There are some new features in HTTP/2 that don’t map to HTTP 1.1, however. Server push (also known as “cache push”) and stream reset are features that correspond to types of binary frames. Frames can also have a priority that allows clients to give servers hints about the priority of some assets over others.

Other than usingWireshark 2.0, one of the easiest ways to actually see the individual binary frames is by using the net-internals tab of Google Chrome (typechrome://net-internals/#http2进入地址栏)。对于大型网页,数据可能很难理解。Rebecca Murpheyhelpfully wrote a视觉显示的有用工具in the command line.

Additionally, the protocol used to fetch assets can be displayed in the Chrome Web developer tools—right click on the column header and select “Protocol”:

nghttp2 chart
Viewing protocol types in Google Chrome developer tools.

All of the HTTP/2 requests in this listing use a secure connection over Transport Layer Security (TLS). All major browsers require HTTP/2 connections to be secure. This is done for a practical reason: an extension of TLS called Application-Layer Protocol Negotiation (ALPN) lets servers know the browser supports HTTP/2 (among other protocols) and avoids an additional round-trip. This also helps services that don’t understand HTTP/2, such as proxies—they see only encrypted data over the wire.

Reducing latency with multiplexing

A key performance problem with HTTP 1.1 is latency, or the time it takes to make a request and receive a response. This issue has become more pronounced as the number of images and amount of JavaScript and CSS on a typical Web page continue to增加。Every time an asset is fetched, a new TCP connection is generally needed. This requirement is important for two reasons: the number of simultaneous open TCP connections per host is limited by browsers and there’s a performance penalty incurred when establishing new connections. If a physical Web server is far away from users (for example, a user in Singapore requesting a page hosted at a data center on the U.S. East Coast), latency also increases. This scenario is not uncommon—one recent report表示,超过70%的全球互联网流量通过了北弗吉尼亚州未标记的数据中心。

HTTP 1.1为延迟问题提供了不同的解决方法,包括管道和靠近标头。但是,管道上的实施从未被广泛实施,并且保持距离的标头遭受线路阻挡:当前请求必须在发送下一个请求之前完成。

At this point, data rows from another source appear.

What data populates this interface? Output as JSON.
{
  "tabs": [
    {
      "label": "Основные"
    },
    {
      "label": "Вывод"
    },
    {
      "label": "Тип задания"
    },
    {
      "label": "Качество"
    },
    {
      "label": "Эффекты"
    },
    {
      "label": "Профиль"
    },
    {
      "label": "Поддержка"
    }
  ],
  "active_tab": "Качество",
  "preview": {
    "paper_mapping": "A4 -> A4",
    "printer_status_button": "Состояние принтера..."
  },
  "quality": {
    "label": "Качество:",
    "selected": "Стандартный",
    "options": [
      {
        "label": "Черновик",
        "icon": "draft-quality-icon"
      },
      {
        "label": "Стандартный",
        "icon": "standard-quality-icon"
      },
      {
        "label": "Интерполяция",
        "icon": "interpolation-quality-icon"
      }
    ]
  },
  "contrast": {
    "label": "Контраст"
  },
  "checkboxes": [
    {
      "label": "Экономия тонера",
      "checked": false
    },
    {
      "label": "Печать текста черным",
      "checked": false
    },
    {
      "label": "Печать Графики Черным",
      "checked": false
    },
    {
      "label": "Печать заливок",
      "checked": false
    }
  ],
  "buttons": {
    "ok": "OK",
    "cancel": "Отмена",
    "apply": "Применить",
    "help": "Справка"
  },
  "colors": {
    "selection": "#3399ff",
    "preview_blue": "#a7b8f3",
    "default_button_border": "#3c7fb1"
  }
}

In HTTP/2, multiple asset requests can reuse a single TCP connection. Unlike HTTP 1.1 requests that use the Keep-Alive header, the requests and response binary frames in HTTP/2 are interleaved and head-of-line blocking does not happen. The cost of establishing a connection (the well-known “three-way handshake”) has to happen only once per host. Multiplexing is especially beneficial for secure connections because of the performance cost involved with multiple TLS negotiations.

TCP connection
Requests for multiple assets on a single host use a single TCP connection in HTTP/2.

Implications for Web performance: goodbye inlining, concatenation, and image sprites?

HTTP/2多路复用对前端Web开发人员具有广泛的影响。它消除了几个长期存在的解决方法,旨在通过捆绑相关资产来减少连接的数量,包括:

  • Concatenating JavaScript and CSS files:Combining smaller files into a larger file to reduce the total number of requests.
  • Image spriting:Combining multiple small images into one larger image.
  • 域碎片:Spreading requests for static assets across several domains to increase the total number of open TCP connections allowed by the browser.